Researchers at Sucuri initially uncovered a web spam doorway generator injected into a compromised website, “with all the typical features, including: fetching spammy content from a third-party server, caching it on a compromised server, and serving different versions of web pages to search engine bots and human visitors,” explained Denis Sinegubko, senior malware researcher at Sucuri, in a posting on Friday.
In examining the code further, the team found that the campaign is looking to drive traffic to spammy websites with three main themes: Call girls for travelers, online gambling and “off-white merchandise,” which is a clothes-shopping theme. Each theme uses hundreds of specific keywords (in Korean) to attract visitors, such as “call girl,” “motel travel massage” and “beautiful sister in business trip” for the first theme, and “overseas casino site,” “casino jackpot” or “casino roulette strategy” for the gambling sites.
The campaign targets Korean users only, the researcher explained. “The doorway script specifically checks that visitors originate from a Korean version of search engines (with .kr TLD) and have Korean as their default browser language,” Sinegubko said. “Only these specific visitors are redirected. The configuration array also has a long list of Korean cities and regions used to generate ‘localized’ doorways for each of them.”

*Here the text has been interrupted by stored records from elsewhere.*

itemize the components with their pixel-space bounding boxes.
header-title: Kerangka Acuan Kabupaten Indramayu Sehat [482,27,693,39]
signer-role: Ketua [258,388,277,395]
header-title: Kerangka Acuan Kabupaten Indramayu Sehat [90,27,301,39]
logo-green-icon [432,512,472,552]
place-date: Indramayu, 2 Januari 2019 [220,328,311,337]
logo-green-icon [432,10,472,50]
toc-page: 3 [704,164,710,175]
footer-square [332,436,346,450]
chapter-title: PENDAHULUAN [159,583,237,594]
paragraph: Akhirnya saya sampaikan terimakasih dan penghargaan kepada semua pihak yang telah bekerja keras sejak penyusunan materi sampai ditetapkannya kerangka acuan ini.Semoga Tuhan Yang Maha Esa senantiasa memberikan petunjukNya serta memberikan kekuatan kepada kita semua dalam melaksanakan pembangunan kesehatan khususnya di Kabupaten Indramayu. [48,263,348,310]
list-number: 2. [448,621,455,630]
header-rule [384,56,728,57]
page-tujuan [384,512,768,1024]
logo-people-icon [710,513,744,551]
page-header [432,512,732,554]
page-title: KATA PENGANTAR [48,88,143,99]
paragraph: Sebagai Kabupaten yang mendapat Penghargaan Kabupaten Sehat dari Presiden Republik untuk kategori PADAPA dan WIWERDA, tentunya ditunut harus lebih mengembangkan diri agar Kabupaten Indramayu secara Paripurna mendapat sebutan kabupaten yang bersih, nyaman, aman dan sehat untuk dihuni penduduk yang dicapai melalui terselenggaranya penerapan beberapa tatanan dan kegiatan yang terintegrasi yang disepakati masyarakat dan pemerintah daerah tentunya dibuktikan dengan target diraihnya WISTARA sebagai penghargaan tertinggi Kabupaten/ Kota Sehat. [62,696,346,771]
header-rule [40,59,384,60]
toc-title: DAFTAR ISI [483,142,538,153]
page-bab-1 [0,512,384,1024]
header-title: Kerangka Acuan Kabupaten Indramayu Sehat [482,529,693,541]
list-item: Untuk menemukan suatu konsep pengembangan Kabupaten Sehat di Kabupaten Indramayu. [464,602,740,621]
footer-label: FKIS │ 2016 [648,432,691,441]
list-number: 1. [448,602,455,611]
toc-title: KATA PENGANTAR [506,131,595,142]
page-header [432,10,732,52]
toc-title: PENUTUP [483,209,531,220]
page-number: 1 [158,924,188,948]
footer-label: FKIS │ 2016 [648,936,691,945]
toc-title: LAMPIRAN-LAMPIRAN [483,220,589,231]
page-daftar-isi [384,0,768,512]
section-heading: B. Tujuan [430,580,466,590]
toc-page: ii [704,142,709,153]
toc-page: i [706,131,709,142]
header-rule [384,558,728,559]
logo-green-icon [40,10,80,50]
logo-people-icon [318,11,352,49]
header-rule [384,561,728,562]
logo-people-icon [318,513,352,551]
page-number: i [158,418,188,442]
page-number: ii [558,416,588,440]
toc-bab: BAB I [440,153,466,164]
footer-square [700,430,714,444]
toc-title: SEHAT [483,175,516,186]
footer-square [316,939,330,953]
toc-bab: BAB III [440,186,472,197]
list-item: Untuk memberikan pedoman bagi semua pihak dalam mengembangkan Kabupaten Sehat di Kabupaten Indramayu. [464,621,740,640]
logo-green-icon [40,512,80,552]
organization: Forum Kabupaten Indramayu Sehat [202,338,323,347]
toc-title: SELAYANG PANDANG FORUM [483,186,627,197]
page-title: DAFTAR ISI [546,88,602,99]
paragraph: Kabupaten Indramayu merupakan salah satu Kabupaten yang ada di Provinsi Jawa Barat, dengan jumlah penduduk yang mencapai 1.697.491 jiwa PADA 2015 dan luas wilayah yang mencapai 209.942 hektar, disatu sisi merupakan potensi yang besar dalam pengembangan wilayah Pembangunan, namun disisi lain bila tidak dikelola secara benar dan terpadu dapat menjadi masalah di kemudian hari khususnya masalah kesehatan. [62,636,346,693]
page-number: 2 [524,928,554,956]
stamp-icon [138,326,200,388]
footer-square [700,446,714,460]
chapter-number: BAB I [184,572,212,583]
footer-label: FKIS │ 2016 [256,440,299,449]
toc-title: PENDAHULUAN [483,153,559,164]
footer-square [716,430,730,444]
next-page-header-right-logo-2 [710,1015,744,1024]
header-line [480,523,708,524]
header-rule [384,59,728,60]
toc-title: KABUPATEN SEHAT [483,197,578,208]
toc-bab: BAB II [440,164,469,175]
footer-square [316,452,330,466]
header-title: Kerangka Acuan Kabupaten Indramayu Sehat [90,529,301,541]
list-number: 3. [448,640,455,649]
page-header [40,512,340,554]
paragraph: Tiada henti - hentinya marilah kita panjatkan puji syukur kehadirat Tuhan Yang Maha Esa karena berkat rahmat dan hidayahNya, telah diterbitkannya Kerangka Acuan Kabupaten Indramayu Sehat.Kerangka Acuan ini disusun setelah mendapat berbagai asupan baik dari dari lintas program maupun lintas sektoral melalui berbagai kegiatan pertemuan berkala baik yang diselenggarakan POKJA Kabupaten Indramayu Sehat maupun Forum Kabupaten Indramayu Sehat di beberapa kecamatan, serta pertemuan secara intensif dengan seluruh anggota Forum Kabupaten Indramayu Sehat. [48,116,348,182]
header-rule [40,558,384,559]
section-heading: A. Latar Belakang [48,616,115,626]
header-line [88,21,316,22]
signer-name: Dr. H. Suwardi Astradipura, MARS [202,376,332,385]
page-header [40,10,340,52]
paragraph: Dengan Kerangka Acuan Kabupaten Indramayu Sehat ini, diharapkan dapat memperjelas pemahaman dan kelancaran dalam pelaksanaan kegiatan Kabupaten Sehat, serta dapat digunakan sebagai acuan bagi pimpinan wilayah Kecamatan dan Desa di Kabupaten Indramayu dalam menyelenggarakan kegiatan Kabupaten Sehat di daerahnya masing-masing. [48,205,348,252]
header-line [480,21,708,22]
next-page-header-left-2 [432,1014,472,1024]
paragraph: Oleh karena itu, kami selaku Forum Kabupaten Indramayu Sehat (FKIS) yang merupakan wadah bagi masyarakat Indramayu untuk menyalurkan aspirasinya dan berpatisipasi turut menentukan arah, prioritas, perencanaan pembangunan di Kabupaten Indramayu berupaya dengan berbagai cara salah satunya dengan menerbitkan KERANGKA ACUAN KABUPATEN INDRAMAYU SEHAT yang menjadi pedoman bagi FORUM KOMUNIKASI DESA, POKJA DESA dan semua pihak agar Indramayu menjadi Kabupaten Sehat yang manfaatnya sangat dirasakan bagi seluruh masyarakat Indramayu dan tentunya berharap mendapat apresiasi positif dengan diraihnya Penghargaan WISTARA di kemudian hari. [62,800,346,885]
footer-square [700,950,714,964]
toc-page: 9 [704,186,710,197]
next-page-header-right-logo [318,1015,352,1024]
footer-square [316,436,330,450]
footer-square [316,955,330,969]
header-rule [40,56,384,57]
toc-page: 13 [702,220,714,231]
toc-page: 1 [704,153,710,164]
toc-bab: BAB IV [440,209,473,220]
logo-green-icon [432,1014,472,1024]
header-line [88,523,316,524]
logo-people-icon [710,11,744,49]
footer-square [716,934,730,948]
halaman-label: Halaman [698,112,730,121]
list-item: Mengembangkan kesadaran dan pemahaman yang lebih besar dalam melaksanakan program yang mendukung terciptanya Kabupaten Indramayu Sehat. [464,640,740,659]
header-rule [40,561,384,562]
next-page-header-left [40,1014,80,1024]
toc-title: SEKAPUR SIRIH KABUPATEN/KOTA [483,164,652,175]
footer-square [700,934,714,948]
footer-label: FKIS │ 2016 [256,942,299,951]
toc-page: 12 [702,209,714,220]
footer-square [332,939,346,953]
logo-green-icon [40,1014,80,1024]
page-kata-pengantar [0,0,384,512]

However, the impact of the activity extends much further, thanks to a unique approach to spamming search engines.
The researcher explained that hackers are using lists found in the code’s configuration files of hundreds of uncompromised WordPress sites to inject links of these sites into the doorway web pages they generate.
“The links point to these random WordPress sites’ search results pages for keywords relevant to the spam campaign,” he said. “Their search queries don’t return any results because the sites are not hacked and they don’t contain any of the content related to the Korean keywords. As it turns out, this is exactly what the attackers were trying to achieve.”
That’s because, although the result page says that “nothing was found”, it contains the full search query with the relevant spam keywords, along with the domain name of the site the attackers want to promote.
“Since this result page is linked to from the doorway, search engine bots find it and index it,” Sinegubko said. “This results in millions of search results for relevant keywords which mention the domain names promoted by this campaign. This adds an impressive amount of search visibility for the promoted domains.”
The technique is effective for creating ill-gotten SEO traction, but it has an ancillary trouble for webmasters with unhacked sites that have been linked to by the campaign.
“Search engine results pages on major search engines are being polluted with hundreds – or even thousands – of outright spammy entries, which may affect their reputation,” according to the researcher. “It is not always an easy task to remove those pages out of Google’s index.”
While WordPress is the target for this particular campaign, the attack is not WordPress-specific, he added: Any site with a search engine that returns “nothing found for <query>” pages can be similarly attacked.
Webmasters can address the issue by adding “the <meta name=”robots” content=”noindex”> tag to the search result pages, according to Sinegubko – or, they can disallow indexing by using the robots.txt file. The feature is available via various WordPress plugins.
Webmasters should also regularly check for suspicious content indexed by search engines on their sites by looking at Google Search Console reports for indexed pages and search queries, as well as similar tools for other search engines.